In separate remarks delivered before the annual Washington meeting of the Institute for International Bankers on March 11, FDIC Chair Jelena McWilliams and Comptroller of the Currency Joseph Otting both said that the federal financial regulatory agencies are actively considering revisions to the Volcker Rule regulations, including a reconfiguration of the interagency Volcker Rule regulatory proposals published in June 2018. Ms. McWilliams, among other things, indicated that “all options are on the table," and stated that the federal agencies “need to right size the rule's extraterritorial scope while also minimizing competitive inequities between U.S. banking entities and their foreign counterparts…” with a particular focus on foreign funds.
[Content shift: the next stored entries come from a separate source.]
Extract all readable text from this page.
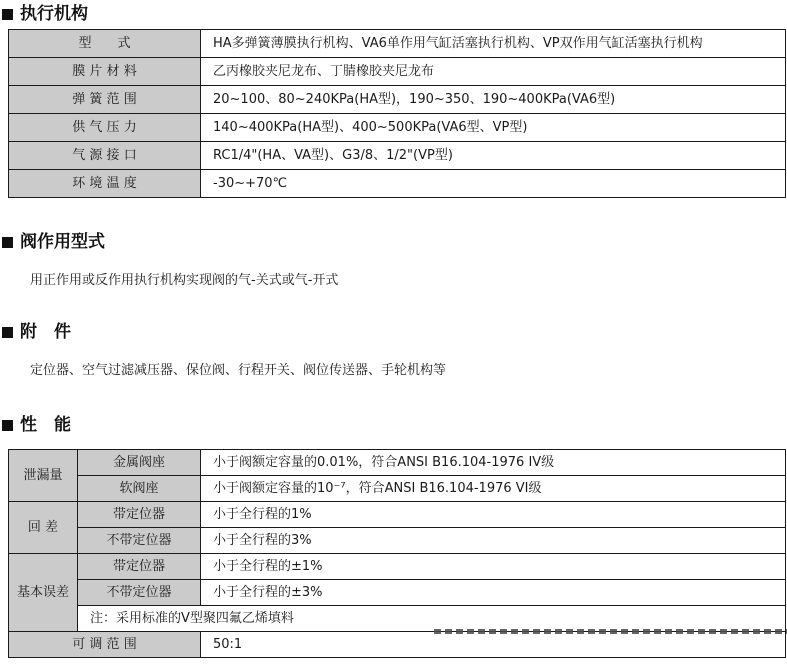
执行机构
型　　式	HA多弹簧薄膜执行机构、VA6单作用气缸活塞执行机构、VP双作用气缸活塞执行机构
膜 片 材 料	乙丙橡胶夹尼龙布、丁腈橡胶夹尼龙布
弹 簧 范 围	20~100、80~240KPa(HA型)，190~350、190~400KPa(VA6型)
供 气 压 力	140~400KPa(HA型)、400~500KPa(VA6型、VP型)
气 源 接 口	RC1/4"(HA、VA型)、G3/8、1/2"(VP型)
环 境 温 度	-30~+70℃
阀作用型式

用正作用或反作用执行机构实现阀的气-关式或气-开式

附　件

定位器、空气过滤减压器、保位阀、行程开关、阀位传送器、手轮机构等

性　能
泄漏量	金属阀座	小于阀额定容量的0.01%，符合ANSI B16.104-1976 IV级
	软阀座	小于阀额定容量的10⁻⁷，符合ANSI B16.104-1976 VI级
回 差	带定位器	小于全行程的1%
	不带定位器	小于全行程的3%
基本误差	带定位器	小于全行程的±1%
	不带定位器	小于全行程的±3%
	注：采用标准的V型聚四氟乙烯填料	
可 调 范 围		50:1
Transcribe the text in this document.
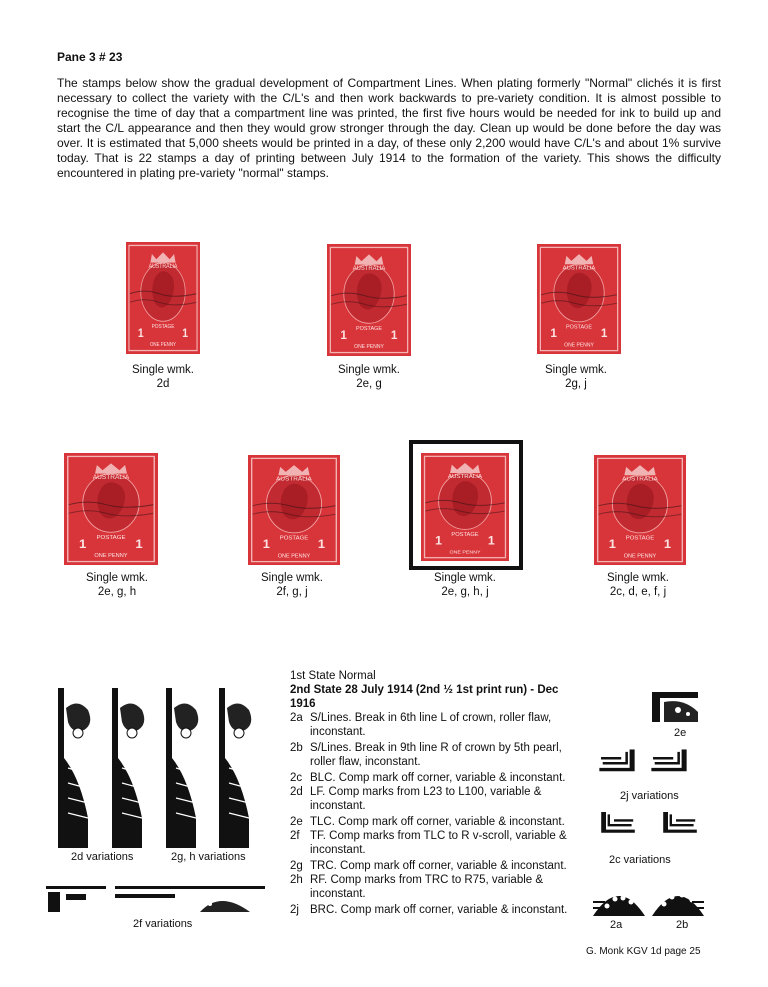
Pane 3 # 23
The stamps below show the gradual development of Compartment Lines. When plating formerly "Normal" clichés it is first necessary to collect the variety with the C/L's and then work backwards to pre-variety condition. It is almost possible to recognise the time of day that a compartment line was printed, the first five hours would be needed for ink to build up and start the C/L appearance and then they would grow stronger through the day. Clean up would be done before the day was over. It is estimated that 5,000 sheets would be printed in a day, of these only 2,200 would have C/L's and about 1% survive today. That is 22 stamps a day of printing between July 1914 to the formation of the variety. This shows the difficulty encountered in plating pre-variety "normal" stamps.
Single wmk.
2d
Single wmk.
2e, g
Single wmk.
2g, j
Single wmk.
2e, g, h
Single wmk.
2f, g, j
Single wmk.
2e, g, h, j
Single wmk.
2c, d, e, f, j
2d variations	2g, h variations
2f variations
1st State Normal
2nd State 28 July 1914 (2nd ½ 1st print run) - Dec 1916
2a S/Lines. Break in 6th line L of crown, roller flaw, inconstant.
2b S/Lines. Break in 9th line R of crown by 5th pearl, roller flaw, inconstant.
2c BLC. Comp mark off corner, variable & inconstant.
2d LF. Comp marks from L23 to L100, variable & inconstant.
2e TLC. Comp mark off corner, variable & inconstant.
2f TF. Comp marks from TLC to R v-scroll, variable & inconstant.
2g TRC. Comp mark off corner, variable & inconstant.
2h RF. Comp marks from TRC to R75, variable & inconstant.
2j BRC. Comp mark off corner, variable & inconstant.
2e
2j variations
2c variations
2a	2b
G. Monk KGV 1d page 25
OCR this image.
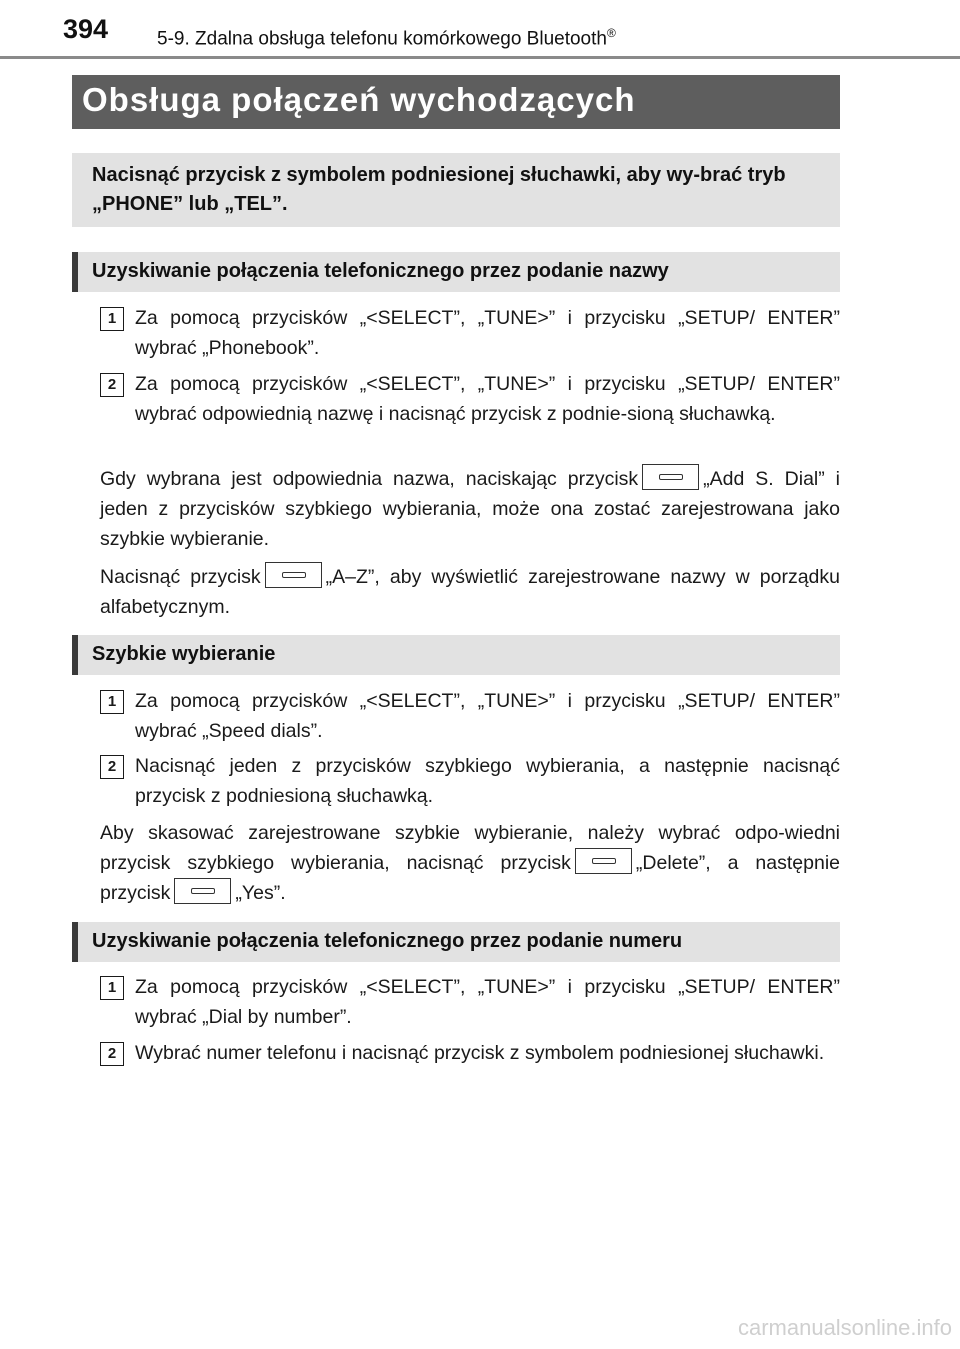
394	5-9. Zdalna obsługa telefonu komórkowego Bluetooth®
Obsługa połączeń wychodzących
Nacisnąć przycisk z symbolem podniesionej słuchawki, aby wy-brać tryb „PHONE” lub „TEL”.
Uzyskiwanie połączenia telefonicznego przez podanie nazwy
1 Za pomocą przycisków „<SELECT”, „TUNE>” i przycisku „SETUP/ ENTER” wybrać „Phonebook”.
2 Za pomocą przycisków „<SELECT”, „TUNE>” i przycisku „SETUP/ ENTER” wybrać odpowiednią nazwę i nacisnąć przycisk z podnie-sioną słuchawką.
Gdy wybrana jest odpowiednia nazwa, naciskając przycisk	„Add S. Dial” i jeden z przycisków szybkiego wybierania, może ona zostać zarejestrowana jako szybkie wybieranie.
Nacisnąć przycisk	„A–Z”, aby wyświetlić zarejestrowane nazwy w porządku alfabetycznym.
Szybkie wybieranie
1 Za pomocą przycisków „<SELECT”, „TUNE>” i przycisku „SETUP/ ENTER” wybrać „Speed dials”.
2 Nacisnąć jeden z przycisków szybkiego wybierania, a następnie nacisnąć przycisk z podniesioną słuchawką.
Aby skasować zarejestrowane szybkie wybieranie, należy wybrać odpo-wiedni przycisk szybkiego wybierania, nacisnąć przycisk	„Delete”, a następnie przycisk	„Yes”.
Uzyskiwanie połączenia telefonicznego przez podanie numeru
1 Za pomocą przycisków „<SELECT”, „TUNE>” i przycisku „SETUP/ ENTER” wybrać „Dial by number”.
2 Wybrać numer telefonu i nacisnąć przycisk z symbolem podniesionej słuchawki.
carmanualsonline.info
Mr. Otting, for his part, referred to upcoming meetings with Senate leaders to discuss, among other things, possible Volcker Rule regulatory changes. Both officials acknowledged prior industry concerns with aspects of the 2018 rule proposal, in particular the proposal to remove the subjective intent test for proprietary trading and replace it with a more objective test based on accounting practices and principles; as Mr. Otting noted, the new test would capture trading activity that was not proprietary in nature, and that the federal agencies were discussing how to address this issue.
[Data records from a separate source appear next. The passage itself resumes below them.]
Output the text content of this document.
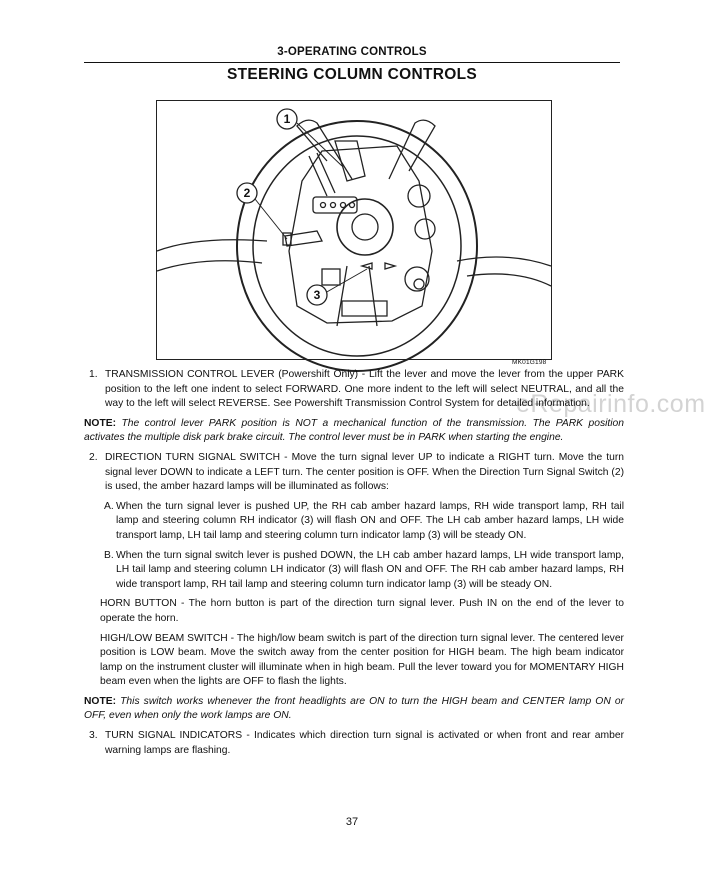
3-OPERATING CONTROLS
STEERING COLUMN CONTROLS
1
2
3
MK01G198
eRepairinfo.com
1. TRANSMISSION CONTROL LEVER (Powershift Only) - Lift the lever and move the lever from the upper PARK position to the left one indent to select FORWARD. One more indent to the left will select NEUTRAL, and all the way to the left will select REVERSE. See Powershift Transmission Control System for detailed information.
NOTE: The control lever PARK position is NOT a mechanical function of the transmission. The PARK position activates the multiple disk park brake circuit. The control lever must be in PARK when starting the engine.
2. DIRECTION TURN SIGNAL SWITCH - Move the turn signal lever UP to indicate a RIGHT turn. Move the turn signal lever DOWN to indicate a LEFT turn. The center position is OFF. When the Direction Turn Signal Switch (2) is used, the amber hazard lamps will be illuminated as follows:
A. When the turn signal lever is pushed UP, the RH cab amber hazard lamps, RH wide transport lamp, RH tail lamp and steering column RH indicator (3) will flash ON and OFF. The LH cab amber hazard lamps, LH wide transport lamp, LH tail lamp and steering column turn indicator lamp (3) will be steady ON.
B. When the turn signal switch lever is pushed DOWN, the LH cab amber hazard lamps, LH wide transport lamp, LH tail lamp and steering column LH indicator (3) will flash ON and OFF. The RH cab amber hazard lamps, RH wide transport lamp, RH tail lamp and steering column turn indicator lamp (3) will be steady ON.
HORN BUTTON - The horn button is part of the direction turn signal lever. Push IN on the end of the lever to operate the horn.
HIGH/LOW BEAM SWITCH - The high/low beam switch is part of the direction turn signal lever. The centered lever position is LOW beam. Move the switch away from the center position for HIGH beam. The high beam indicator lamp on the instrument cluster will illuminate when in high beam. Pull the lever toward you for MOMENTARY HIGH beam even when the lights are OFF to flash the lights.
NOTE: This switch works whenever the front headlights are ON to turn the HIGH beam and CENTER lamp ON or OFF, even when only the work lamps are ON.
3. TURN SIGNAL INDICATORS - Indicates which direction turn signal is activated or when front and rear amber warning lamps are flashing.
37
The federal financial regulatory agencies’ struggles over changes to the Volcker Rule regulations is part of a continuing pattern of agency challenges in implementing a complex and opaque statutory framework. While Ms. McWilliams spoke optimistically about Volcker Rule changes, expressing her belief that “we can get this right and do so promptly,” past experience indicates that changes to the Volcker Rule will come about slowly. This is due in no small part to the fact that five federal financial regulatory agencies are responsible for administering the Volcker Rule, making agreement on regulatory changes more difficult to achieve, particularly on a short-term basis, coupled with the complexity of the statutory scheme. Therefore, the fact that the federal financial agencies have identified a need to retool the 2018 regulatory proposals suggests to us that any final changes to the Volcker Rule regulations may be some time in coming. Notably, the June 2018 proposal offered very few concrete changes to the “covered funds” prohibitions of the Volcker Rule, although the proposing release asked several hundred questions on possible changes to this part of the regulations, thus virtually assuring another round of proposed, not final, rules on the subject.
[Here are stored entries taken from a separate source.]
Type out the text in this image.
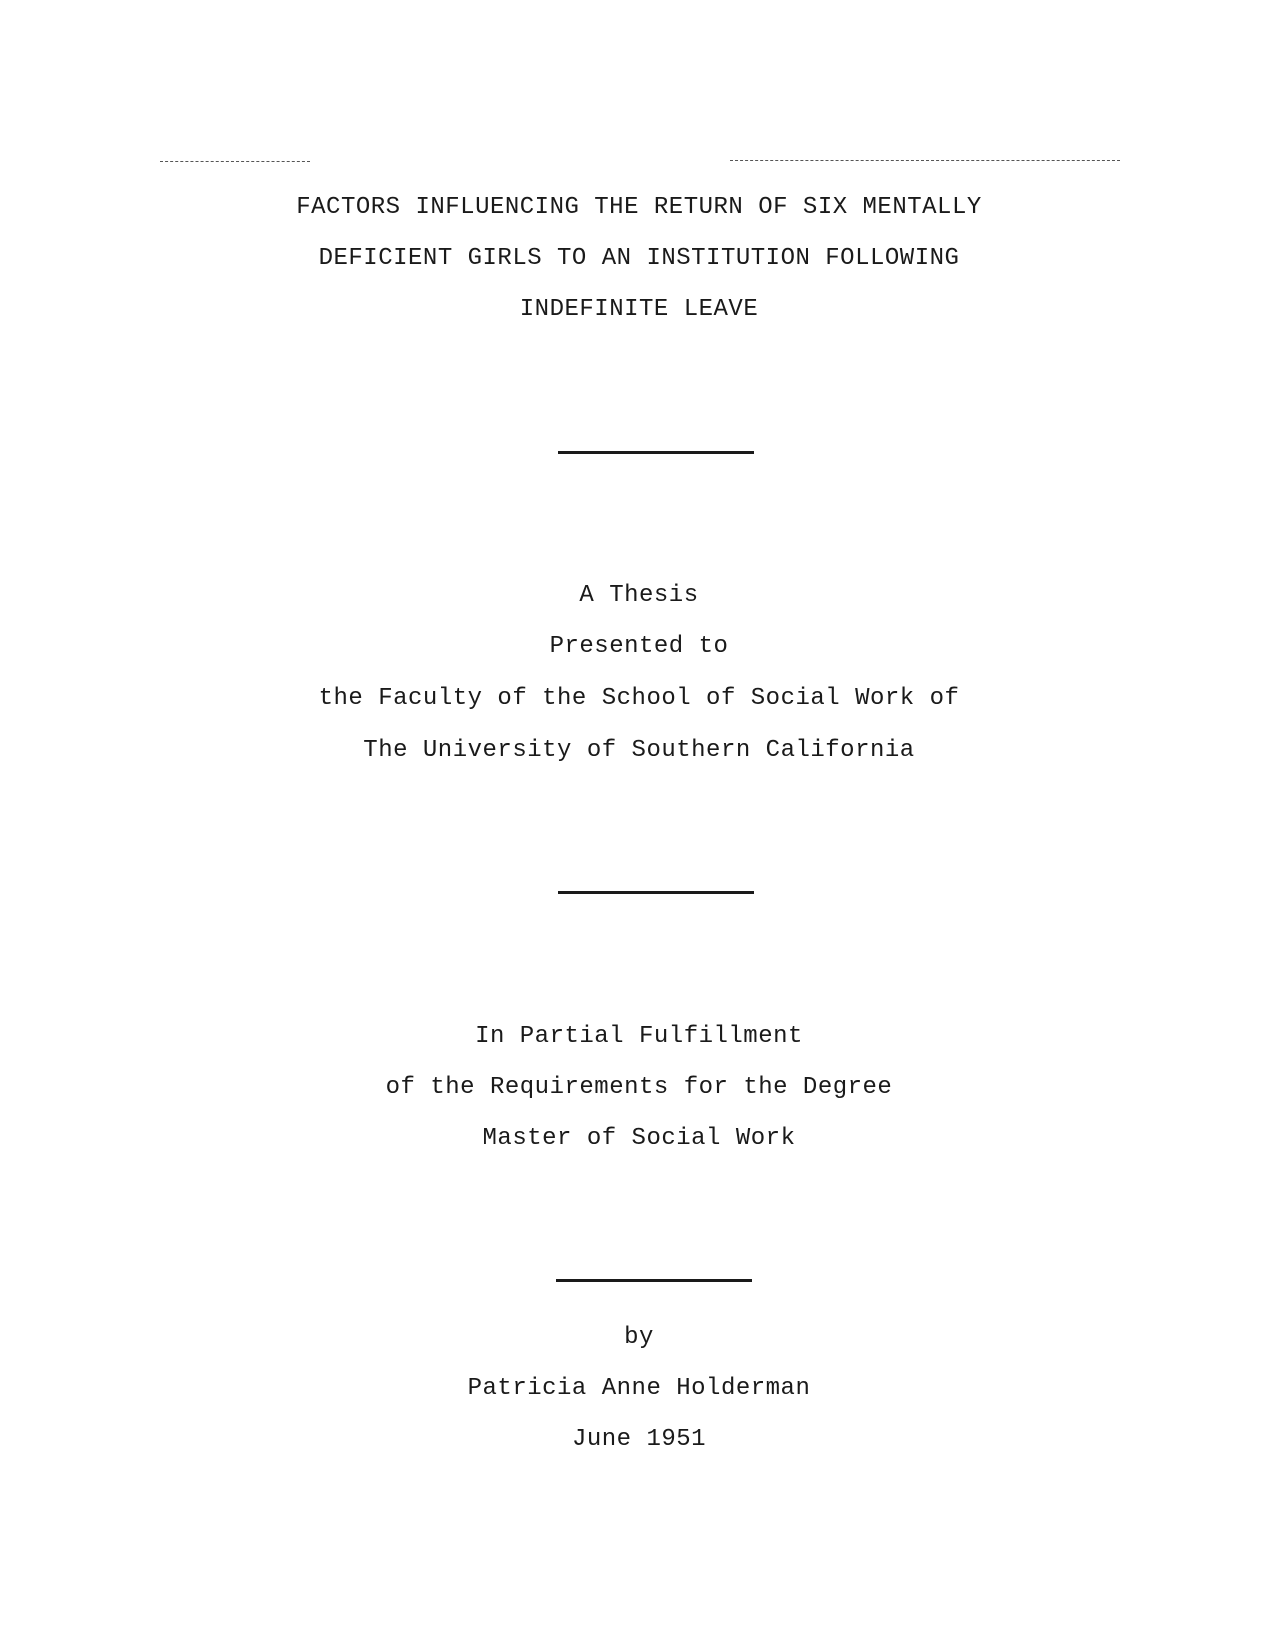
FACTORS INFLUENCING THE RETURN OF SIX MENTALLY
DEFICIENT GIRLS TO AN INSTITUTION FOLLOWING
INDEFINITE LEAVE
A Thesis
Presented to
the Faculty of the School of Social Work of
The University of Southern California
In Partial Fulfillment
of the Requirements for the Degree
Master of Social Work
by
Patricia Anne Holderman
June 1951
The primary takeaway from these developments is that while the agencies appear to agree that further revisions to the Volcker Rule framework are needed, any regulatory changes will occur slowly. And, on the congressional front, we do not see any realistic possibility in the near future of further statutory changes to the Volcker Rule, given the current composition of Congress, let alone the potential impact of the approaching 2020 presidential election.